Although System.Collections.Generic.Dictionary matches the tag "hashmap" and will work well in your example, it is not an exact equivalent of C++'s std::map - std::map is an ordered collection.

If ordering is important you should use SortedDictionary.

While we are talking about STL, maps and dictionary, I'd recommend taking a look at the C5 library. It offers several types of dictionaries and maps that I've frequently found useful (along with many other interesting and useful data structures).

If you are a C++ programmer moving to C# as I did, you'll find this library a great resource (and a data structure for this dictionary).

-Paul

The closest equivalent of C++ std::map<> (a tree internally) is C# OrderedDictionary<> (a tree internally), while C# OrderedDictionary<> is missing some very important methods from C++ std::map<>, namely: std::map::find, std::map::lower_bound, std::map::upper_bound, std::map::equal_range, and std::map iterators, which are basically the backbone for the previous 4 methods.

Why those 4 methods are important? Because it gives us the ability to locate the "whereabouts" of a given key, in addition to only being able to check if a key exists, or the SortedDictionary is guaranteed to be ordered.
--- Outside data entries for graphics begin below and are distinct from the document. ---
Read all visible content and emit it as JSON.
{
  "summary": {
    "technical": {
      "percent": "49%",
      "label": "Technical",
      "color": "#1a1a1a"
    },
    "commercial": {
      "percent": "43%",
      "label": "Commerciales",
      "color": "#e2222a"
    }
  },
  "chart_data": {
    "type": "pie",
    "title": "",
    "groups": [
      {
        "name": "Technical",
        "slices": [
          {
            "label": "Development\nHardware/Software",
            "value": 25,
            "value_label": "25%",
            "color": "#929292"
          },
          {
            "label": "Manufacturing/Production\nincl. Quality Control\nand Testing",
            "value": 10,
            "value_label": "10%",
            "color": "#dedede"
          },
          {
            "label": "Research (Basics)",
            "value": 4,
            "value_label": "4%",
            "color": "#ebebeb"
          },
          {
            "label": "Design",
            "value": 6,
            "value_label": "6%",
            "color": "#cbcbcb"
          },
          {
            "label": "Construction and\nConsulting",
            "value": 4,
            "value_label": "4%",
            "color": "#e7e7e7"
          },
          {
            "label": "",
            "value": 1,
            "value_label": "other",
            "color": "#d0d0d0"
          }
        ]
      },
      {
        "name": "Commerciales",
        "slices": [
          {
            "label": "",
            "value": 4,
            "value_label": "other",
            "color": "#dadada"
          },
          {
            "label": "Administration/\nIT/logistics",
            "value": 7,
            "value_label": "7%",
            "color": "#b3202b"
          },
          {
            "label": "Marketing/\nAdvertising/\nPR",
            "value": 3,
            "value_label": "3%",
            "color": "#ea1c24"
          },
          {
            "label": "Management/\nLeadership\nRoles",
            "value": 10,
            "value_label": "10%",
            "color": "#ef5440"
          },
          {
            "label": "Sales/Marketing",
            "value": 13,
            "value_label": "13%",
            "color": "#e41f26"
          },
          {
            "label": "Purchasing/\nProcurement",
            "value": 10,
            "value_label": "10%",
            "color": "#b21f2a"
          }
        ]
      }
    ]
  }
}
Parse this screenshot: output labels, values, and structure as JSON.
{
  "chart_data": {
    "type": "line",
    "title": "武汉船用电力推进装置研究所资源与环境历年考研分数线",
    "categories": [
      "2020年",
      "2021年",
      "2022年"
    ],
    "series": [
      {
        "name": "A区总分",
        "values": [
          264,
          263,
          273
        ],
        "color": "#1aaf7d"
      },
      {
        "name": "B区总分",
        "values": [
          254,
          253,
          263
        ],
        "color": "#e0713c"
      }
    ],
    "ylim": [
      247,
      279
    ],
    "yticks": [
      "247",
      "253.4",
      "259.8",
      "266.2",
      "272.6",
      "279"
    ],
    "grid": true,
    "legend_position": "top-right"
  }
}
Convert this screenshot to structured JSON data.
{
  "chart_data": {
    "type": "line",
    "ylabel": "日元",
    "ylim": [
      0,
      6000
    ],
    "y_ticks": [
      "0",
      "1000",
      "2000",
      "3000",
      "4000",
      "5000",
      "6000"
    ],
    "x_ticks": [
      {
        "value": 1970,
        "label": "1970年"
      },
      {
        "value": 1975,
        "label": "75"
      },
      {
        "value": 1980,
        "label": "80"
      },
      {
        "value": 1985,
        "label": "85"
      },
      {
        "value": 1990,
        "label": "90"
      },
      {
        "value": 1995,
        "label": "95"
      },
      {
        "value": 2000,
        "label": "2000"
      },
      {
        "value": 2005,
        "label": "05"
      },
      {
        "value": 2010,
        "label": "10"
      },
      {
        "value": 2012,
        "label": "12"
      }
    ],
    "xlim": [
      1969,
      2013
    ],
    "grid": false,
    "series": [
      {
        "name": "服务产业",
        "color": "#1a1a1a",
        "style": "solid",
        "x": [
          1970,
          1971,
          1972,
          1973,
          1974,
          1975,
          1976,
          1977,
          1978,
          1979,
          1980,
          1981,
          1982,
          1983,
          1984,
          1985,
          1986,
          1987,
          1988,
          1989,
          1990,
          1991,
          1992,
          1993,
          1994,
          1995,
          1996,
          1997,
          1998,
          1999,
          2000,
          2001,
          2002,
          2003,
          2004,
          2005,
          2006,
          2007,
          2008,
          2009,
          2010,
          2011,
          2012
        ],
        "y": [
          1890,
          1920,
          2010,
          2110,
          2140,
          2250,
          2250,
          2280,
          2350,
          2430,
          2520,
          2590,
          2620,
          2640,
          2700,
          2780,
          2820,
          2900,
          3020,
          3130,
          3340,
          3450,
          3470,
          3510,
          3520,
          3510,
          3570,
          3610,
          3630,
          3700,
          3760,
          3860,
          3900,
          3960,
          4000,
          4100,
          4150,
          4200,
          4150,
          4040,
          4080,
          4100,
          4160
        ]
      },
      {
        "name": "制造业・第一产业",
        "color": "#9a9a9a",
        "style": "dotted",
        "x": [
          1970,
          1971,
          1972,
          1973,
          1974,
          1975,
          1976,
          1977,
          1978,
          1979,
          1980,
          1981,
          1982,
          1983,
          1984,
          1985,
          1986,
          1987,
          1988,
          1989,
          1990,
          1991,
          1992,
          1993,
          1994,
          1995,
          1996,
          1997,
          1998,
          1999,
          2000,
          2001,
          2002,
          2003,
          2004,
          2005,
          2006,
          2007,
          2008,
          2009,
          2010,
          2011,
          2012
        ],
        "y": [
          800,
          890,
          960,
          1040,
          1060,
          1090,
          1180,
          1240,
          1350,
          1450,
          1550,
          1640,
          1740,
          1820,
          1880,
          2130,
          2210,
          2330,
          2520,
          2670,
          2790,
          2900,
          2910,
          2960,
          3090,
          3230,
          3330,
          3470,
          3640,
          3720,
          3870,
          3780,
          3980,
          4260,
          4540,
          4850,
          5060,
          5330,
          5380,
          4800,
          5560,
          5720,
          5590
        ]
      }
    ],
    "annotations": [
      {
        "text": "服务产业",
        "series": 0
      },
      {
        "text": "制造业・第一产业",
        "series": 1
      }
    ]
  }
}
What is "whereabouts" of a key in a std::map? The key doesn't necessarily have to exist in the collection, we want to know the location the key might be at, usually between two iterators pointing to two adjacent existing keys respectively in the collection, so we can operate on the range the key falls into in a O(logN) complexity. Without such 4 methods (with iterators), one has to do an O(N) iteration through the collection every time a range is queried against a key.